There are some important conversations every leader should master (or continuously improve) as they have a direct role in establishing culture. They are :
- Establishing the importance of company values by encouraging or discouraging certain types of behaviors or actions.
- Celebrating smalls wins and recognizing good performance can be the difference between a team and a group of people.
- Dealing with uncertainty and failure. Do your leaders engage in blame games? Or do they focus on fixing the mistake and ensuring it is not repeated without blaming the one who did it?
- Storytelling – We all listen and absorb concepts better in stories than abstractly. The stories leaders tell determine the level of trust and community in the organization.
- Making and communicating decisions. Honesty and transparency in communicating about the reasons behind taking any specific decision is a key element of any leader’s job.
In the end, conversations reinforce the beliefs, values, and perceptions present in the culture of any organization.
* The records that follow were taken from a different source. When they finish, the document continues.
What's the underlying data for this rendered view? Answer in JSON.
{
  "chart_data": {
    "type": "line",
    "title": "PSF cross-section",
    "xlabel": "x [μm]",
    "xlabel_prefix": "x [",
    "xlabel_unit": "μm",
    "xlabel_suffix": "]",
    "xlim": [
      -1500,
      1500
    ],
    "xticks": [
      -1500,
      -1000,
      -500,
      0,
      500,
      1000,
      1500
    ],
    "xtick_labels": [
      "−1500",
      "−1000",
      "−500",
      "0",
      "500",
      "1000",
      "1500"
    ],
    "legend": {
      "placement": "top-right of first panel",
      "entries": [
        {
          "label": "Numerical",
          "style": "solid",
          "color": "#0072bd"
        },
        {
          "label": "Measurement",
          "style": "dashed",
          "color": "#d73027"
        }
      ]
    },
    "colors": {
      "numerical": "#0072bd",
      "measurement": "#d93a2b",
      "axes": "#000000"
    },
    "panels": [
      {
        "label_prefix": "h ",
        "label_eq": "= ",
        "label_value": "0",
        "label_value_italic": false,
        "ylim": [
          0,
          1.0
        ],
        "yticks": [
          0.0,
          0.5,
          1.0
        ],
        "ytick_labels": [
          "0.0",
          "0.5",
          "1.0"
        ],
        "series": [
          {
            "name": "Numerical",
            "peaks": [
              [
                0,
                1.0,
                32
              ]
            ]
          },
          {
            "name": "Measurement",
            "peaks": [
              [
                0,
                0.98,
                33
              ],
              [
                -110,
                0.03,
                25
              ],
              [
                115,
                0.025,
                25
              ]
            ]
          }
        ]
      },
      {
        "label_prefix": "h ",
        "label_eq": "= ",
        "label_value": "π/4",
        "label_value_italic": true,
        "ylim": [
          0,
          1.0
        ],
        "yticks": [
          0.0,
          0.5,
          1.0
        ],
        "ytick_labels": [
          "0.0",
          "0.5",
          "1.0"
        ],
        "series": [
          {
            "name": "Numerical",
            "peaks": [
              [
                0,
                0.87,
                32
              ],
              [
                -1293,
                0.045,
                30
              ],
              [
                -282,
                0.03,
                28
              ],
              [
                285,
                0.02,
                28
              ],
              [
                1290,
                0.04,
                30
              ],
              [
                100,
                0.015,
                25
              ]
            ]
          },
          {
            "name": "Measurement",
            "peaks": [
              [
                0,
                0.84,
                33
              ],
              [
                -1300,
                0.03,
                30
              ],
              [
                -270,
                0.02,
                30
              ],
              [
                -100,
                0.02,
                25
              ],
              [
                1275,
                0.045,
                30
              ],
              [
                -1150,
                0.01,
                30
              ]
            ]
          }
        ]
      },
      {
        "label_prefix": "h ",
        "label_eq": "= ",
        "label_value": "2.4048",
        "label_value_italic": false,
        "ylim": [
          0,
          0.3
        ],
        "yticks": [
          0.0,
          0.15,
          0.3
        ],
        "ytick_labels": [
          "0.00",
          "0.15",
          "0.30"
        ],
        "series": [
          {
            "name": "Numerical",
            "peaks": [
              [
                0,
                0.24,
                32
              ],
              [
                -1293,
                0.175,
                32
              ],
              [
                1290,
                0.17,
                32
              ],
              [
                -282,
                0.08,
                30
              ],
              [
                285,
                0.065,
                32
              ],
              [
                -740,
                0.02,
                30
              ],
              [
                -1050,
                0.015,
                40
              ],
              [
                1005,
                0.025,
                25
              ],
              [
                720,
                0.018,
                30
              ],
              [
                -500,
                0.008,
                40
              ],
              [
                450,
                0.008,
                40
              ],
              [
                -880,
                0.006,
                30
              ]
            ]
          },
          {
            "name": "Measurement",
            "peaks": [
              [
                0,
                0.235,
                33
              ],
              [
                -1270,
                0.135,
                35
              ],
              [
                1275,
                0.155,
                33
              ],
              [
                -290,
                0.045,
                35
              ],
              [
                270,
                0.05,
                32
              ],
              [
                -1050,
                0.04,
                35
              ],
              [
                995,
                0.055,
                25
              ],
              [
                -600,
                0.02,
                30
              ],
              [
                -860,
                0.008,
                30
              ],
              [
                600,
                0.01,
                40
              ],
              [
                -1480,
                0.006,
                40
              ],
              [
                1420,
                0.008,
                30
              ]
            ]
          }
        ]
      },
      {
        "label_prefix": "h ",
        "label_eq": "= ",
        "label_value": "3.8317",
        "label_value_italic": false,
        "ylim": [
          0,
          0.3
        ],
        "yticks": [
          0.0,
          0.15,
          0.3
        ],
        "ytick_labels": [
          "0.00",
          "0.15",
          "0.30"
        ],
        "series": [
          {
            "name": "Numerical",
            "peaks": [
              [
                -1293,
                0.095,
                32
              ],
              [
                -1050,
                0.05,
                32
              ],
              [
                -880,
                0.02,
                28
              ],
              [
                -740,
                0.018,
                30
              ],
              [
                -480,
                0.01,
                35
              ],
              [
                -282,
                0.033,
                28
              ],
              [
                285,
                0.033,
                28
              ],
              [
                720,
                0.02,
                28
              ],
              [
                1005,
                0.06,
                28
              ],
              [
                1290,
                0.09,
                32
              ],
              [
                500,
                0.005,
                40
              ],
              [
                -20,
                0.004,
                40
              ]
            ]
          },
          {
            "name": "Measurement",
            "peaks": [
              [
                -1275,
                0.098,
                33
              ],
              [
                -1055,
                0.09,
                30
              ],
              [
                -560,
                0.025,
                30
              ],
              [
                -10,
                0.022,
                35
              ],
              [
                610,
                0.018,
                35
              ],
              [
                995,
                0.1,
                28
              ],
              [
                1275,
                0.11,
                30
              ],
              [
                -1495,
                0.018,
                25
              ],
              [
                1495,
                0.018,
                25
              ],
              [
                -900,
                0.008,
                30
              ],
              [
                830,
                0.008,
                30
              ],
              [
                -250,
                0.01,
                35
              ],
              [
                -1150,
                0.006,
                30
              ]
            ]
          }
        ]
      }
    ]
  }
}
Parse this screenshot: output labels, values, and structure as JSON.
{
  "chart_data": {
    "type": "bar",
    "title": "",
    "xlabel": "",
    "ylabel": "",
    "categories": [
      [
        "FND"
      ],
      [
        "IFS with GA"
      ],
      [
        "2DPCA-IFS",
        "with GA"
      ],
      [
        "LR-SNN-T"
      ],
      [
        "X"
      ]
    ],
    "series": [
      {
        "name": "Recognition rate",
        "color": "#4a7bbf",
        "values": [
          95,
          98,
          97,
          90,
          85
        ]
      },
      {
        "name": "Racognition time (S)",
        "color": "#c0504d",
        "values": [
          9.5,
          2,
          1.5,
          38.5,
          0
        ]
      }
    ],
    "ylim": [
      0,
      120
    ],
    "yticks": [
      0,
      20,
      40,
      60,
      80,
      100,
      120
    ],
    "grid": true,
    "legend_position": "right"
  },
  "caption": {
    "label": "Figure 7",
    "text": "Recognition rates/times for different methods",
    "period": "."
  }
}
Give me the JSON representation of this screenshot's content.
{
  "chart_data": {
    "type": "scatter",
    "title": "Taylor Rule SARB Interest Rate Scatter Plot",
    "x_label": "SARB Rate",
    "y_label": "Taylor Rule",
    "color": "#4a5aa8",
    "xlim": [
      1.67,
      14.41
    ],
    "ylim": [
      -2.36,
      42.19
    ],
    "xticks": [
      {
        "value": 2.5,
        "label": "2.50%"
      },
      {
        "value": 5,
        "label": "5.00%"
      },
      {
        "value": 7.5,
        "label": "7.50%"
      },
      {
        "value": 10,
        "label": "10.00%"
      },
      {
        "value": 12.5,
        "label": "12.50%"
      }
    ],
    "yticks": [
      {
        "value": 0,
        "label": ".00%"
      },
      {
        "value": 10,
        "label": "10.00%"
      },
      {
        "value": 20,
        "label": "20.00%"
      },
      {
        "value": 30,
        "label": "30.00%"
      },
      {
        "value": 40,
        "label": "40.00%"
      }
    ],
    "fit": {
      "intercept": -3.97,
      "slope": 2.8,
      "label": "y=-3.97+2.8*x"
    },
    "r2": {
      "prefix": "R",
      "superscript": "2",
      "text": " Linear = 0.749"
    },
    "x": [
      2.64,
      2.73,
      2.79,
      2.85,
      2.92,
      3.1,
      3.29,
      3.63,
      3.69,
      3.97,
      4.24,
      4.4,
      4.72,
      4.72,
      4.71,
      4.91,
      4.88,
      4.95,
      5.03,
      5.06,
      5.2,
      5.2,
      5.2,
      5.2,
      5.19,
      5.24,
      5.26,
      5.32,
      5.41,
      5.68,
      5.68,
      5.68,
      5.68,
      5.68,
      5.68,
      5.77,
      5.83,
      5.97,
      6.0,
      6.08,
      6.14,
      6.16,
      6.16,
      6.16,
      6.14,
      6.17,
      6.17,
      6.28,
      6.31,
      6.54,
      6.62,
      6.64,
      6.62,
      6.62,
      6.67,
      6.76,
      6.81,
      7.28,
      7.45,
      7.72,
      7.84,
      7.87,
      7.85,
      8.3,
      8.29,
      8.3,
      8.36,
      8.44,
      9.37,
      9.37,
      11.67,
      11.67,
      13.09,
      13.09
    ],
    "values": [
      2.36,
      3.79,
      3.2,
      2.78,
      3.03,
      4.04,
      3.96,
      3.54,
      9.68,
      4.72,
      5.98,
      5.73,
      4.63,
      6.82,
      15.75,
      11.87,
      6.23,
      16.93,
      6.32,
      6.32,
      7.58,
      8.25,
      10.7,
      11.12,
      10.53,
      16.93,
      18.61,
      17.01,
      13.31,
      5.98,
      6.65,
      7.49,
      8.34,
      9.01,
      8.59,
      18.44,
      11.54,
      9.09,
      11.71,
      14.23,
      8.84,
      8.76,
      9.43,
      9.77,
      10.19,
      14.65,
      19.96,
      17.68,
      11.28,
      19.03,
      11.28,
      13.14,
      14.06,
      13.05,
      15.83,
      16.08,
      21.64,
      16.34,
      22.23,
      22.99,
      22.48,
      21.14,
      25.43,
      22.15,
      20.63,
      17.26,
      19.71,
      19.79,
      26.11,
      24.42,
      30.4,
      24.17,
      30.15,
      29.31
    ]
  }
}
To come back to the Tata story, here is what the leaders of the company did after the terrorist attacks in 2008 which killed 164 people :
- The hotel didn’t fire even a single employee as the hotel was closed for 2 years due to the damage by the attack.
- Senior company leaders attended all eleven funerals and visited the families of all eighty employees who were killed or injured.
- The company assigned a mentor for every affected team member to serve as a single point of contact to ensure that the person received any help needed.
- They provided compensation to the families of every deceased member, ranging from $80,000 – $187,000
- Waived all loans and advances, regardless of amount.
- Committed to paying the employee’s last full salary for life.
- Took complete responsibility for the education of their children and dependents through college – anywhere in the world.
- Provided full healthcare coverage for all dependents for the rest of their lives.
As we have seen, culture plays a big role in shaping performance. In my experience, if the performance of people goes up or down significantly, the most important factor is the prevalent culture in the company. However, we often fail to see culture as a performance driver and put the impetus of performance only on the individual’s ability and efforts.
To conclude, in this article we read about how the Taj Mahal hotel’s employees put themselves in front of bullets to save guests during the 2008 Mumbai terrorist attacks. We also found out what the Tata group did after the attacks to reinforce their culture, and the big but often ignored role culture plays in the employee’s performance. Then we looked at how leaders shape the culture of the organization through processes and conversations. And how important is to train our people to create a culture that enables performance, rather than stand in its way.
Most of the work in organizations is done by teams, and not by individuals alone. And yet the entire performance measurement systems in organizations focus on the individual alone. I believe we (as an industry) are missing a trick here. And that trick is ‘culture’. When an individual’s performance changes from one year to another, we should focus on the culture, instead of just focussing on the individual. The single best way to increase performance is to create a culture that enables people to do their best work. Culture should enable performance, rather than stand in its way.